The Loire has such diverse wines–red, white, pink, sparkling, sweet–that there’s enough to keep a wine enthusiast’s attention for a long time. Add to that a refreshing level of acidity in the wines and there’s a lot to interest a foodie too since the wines pair so well with food. And of course they offer some of the best values in the wine world.

I had the opportunity to meet vignerons and taste over 300 wines last week in situ. Some of the wines were embryonic, barely finished fermenting and difficult to assess. Others had glorious amounts of age on them, a decade or three, including Domaine Huet and Domaine Baudry. (As I mentioned in a previous post, most of my time was at the wine trade show, the Salon des Vins de Loire, which tends to favor breadth over depth. But I did get to poke around in a couple of troglodyte caves hewn from limestone.)

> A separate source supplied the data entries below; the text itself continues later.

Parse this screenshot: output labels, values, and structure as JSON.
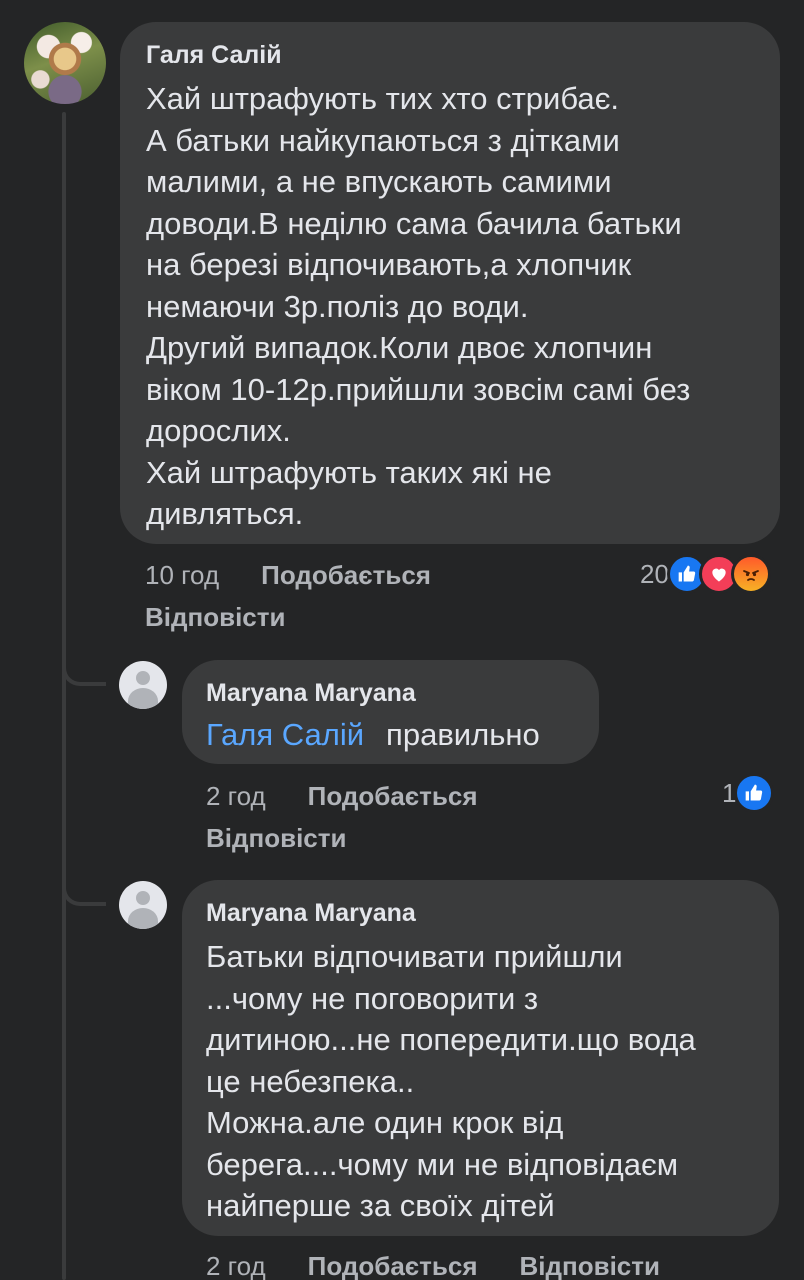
{
  "comments": [
    {
      "author": "Галя Салій",
      "lines": [
        "Хай штрафують тих хто стрибає.",
        "А батьки найкупаються з дітками",
        "малими, а не впускають самими",
        "доводи.В неділю сама бачила батьки",
        "на березі відпочивають,а хлопчик",
        "немаючи 3р.поліз до води.",
        "Другий випадок.Коли двоє хлопчин",
        "віком 10-12р.прийшли зовсім самі без",
        "дорослих.",
        "Хай штрафують таких які не",
        "дивляться."
      ],
      "time": "10 год",
      "like_label": "Подобається",
      "reply_label": "Відповісти",
      "reaction_count": "20",
      "reactions": [
        "like-icon",
        "love-icon",
        "angry-icon"
      ]
    },
    {
      "author": "Maryana Maryana",
      "mention": "Галя Салій",
      "text": "правильно",
      "time": "2 год",
      "like_label": "Подобається",
      "reply_label": "Відповісти",
      "reaction_count": "1",
      "reactions": [
        "like-icon"
      ]
    },
    {
      "author": "Maryana Maryana",
      "lines": [
        "Батьки відпочивати прийшли",
        "...чому не поговорити з",
        "дитиною...не попередити.що вода",
        "це небезпека..",
        "Можна.але один крок від",
        "берега....чому ми не відповідаєм",
        "найперше за своїх дітей"
      ],
      "time": "2 год",
      "like_label": "Подобається",
      "reply_label": "Відповісти"
    }
  ],
  "colors": {
    "background": "#242526",
    "bubble": "#3a3b3c",
    "mention": "#5aa7ff",
    "like": "#1877f2",
    "love": "#f33e58"
  }
}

I also blind tasted 70 Loire wines at the NY offices of Wine & Spirits a couple of weeks before I left. As a general sketch for such a large region, I’ve reached the following conclusions about the three vintages now or soon to be on the market: 2008 was noted by higher acidity and in some subregions, lower yields; 2009 has slightly rounder wines, which can be a good thing or a bad thing depending on your perspective and the wine; and 2010 is an exciting vintage, somewhere in between the two previous ones stylistically. I will add some more flesh to these bare bones in a future posts, particularly for Muscadet, some cabernet franc, and one heirloom variety. So stay tuned for some related posts in coming days and weeks.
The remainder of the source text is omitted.